Ghost in tbe Machine

Ghost in the Machine

Monday, October 02, 2006

What the fuzz:

A scentific study Spirituality and Religion

  • Spirituality and Religion: Unfuzzing the Fuzzy
  • That must have been a pretty rusty Gillette blade the Society of Scientific Study for Religion was using to ‘unfuzz’ the definitions of ‘religion’ and ‘spirituality’; especially since by the end of the study, the definitions remain obscured.

    There are a number of things that simply just don’t work when trying to simplify complicated ideas. ‘Empirical studies’ that involve the surveying of public opinion through a simple binary system of consent and dissent, is nothing more but the negation of diverse opinions and emotions inherent in the complexity of ‘spirituality’ and ‘religion’. The establishment of a ‘common’ definition is almost like a type of scientific hegemony.

    The contradiction these tests pose is perhaps most evident when listing the ‘goal’ to de-polarize (institutional) religion and spirituality as ‘bad’ and ‘good’ respectively. Yet ironically, the entire study is dependant on the categorization of emotions and opinions, even people in to social statuses, creating a mosaic, rather than a spectrum of understanding. A stark example is the ‘danger’ of SnR mental health workers that may impose their ‘liberal’ beliefs on patients as mentioned on page 15. As if the 27 returned surveys represented the entire body of the Mental Health profession, the assumption that an SnR attitude poses a ‘danger’ only reverses the polarities of ‘spirituality’ and ‘religion’, rather than subverting polarities.

    The study is soaked with examples of the limitations science has to ‘unfuzz fuzzy terms’. My ‘favourite’ example is the content category key on page 9: a legend of 14 sentenced-stringed categories, each epitomizing the participants abstract ideas of the ‘Sacred’. Category 5: Hope, is treated like a bird in a cage, isolated in one category, as if all the other definitions lacked this crucial ‘emotion’, which I find hard to believe.

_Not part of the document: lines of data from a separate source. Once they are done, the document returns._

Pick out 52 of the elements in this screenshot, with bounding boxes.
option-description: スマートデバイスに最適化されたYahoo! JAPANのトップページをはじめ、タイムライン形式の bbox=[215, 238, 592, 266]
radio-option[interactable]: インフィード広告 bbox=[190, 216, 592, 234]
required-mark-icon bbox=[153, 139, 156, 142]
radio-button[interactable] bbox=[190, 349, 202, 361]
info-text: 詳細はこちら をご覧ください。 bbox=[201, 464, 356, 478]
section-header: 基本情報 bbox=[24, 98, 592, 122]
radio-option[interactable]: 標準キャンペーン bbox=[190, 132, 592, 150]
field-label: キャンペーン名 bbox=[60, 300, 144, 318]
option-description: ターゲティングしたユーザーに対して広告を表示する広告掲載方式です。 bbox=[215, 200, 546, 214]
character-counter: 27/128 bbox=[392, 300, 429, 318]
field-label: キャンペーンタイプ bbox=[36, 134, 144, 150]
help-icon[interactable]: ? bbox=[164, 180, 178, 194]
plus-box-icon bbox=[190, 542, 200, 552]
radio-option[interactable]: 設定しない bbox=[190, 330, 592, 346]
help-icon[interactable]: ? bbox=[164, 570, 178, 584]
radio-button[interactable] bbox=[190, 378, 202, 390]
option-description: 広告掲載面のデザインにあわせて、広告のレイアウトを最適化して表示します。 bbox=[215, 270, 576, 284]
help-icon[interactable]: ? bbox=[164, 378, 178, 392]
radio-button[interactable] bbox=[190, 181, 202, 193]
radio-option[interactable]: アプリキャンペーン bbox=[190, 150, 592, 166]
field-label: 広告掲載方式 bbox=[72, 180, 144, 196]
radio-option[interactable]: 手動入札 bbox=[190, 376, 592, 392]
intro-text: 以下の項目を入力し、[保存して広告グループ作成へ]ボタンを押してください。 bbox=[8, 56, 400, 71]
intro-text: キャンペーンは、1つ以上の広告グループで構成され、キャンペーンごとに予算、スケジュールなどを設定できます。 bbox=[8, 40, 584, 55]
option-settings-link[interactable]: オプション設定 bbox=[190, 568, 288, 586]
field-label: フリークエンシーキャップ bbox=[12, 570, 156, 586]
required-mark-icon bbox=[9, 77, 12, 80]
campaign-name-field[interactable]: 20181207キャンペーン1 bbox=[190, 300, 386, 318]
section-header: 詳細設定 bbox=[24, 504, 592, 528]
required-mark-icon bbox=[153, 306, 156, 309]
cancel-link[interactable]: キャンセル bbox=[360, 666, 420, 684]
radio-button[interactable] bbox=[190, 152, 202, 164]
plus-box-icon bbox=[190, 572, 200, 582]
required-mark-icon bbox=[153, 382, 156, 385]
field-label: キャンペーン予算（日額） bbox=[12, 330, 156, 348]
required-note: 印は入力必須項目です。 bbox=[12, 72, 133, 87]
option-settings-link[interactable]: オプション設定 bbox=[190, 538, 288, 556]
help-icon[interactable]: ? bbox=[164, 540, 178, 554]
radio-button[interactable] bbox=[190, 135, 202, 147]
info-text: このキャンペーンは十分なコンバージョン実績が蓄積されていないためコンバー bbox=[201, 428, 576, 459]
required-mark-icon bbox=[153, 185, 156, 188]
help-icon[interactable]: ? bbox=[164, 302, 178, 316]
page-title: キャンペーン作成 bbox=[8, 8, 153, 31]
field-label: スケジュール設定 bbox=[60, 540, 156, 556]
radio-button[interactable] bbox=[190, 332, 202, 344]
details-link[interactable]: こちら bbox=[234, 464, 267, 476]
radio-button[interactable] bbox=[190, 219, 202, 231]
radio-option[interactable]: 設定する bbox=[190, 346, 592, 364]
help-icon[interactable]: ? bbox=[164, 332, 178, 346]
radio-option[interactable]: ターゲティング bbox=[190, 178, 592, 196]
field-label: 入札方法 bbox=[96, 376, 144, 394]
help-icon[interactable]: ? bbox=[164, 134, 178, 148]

But nothing beats category 14: Uncodable. I imagine someone writing a poem about Jesus, and having the iambic pentameter translated as a syntax error.

    The only attention I’d give the Society of SSR’s, is to view their efforts as a reflection of a technological culture attempting to translate the esoteric language of spirituality and religion, to an objective numeric domination represented as ‘facts’. Aside from this, I see nothing fruitful in S of SSR’s attempts; to butcher a Habermas quotation, ‘nothing rises from a de-sublimated meaning, or a deconstructed form; an emancipatory effect does not follow’.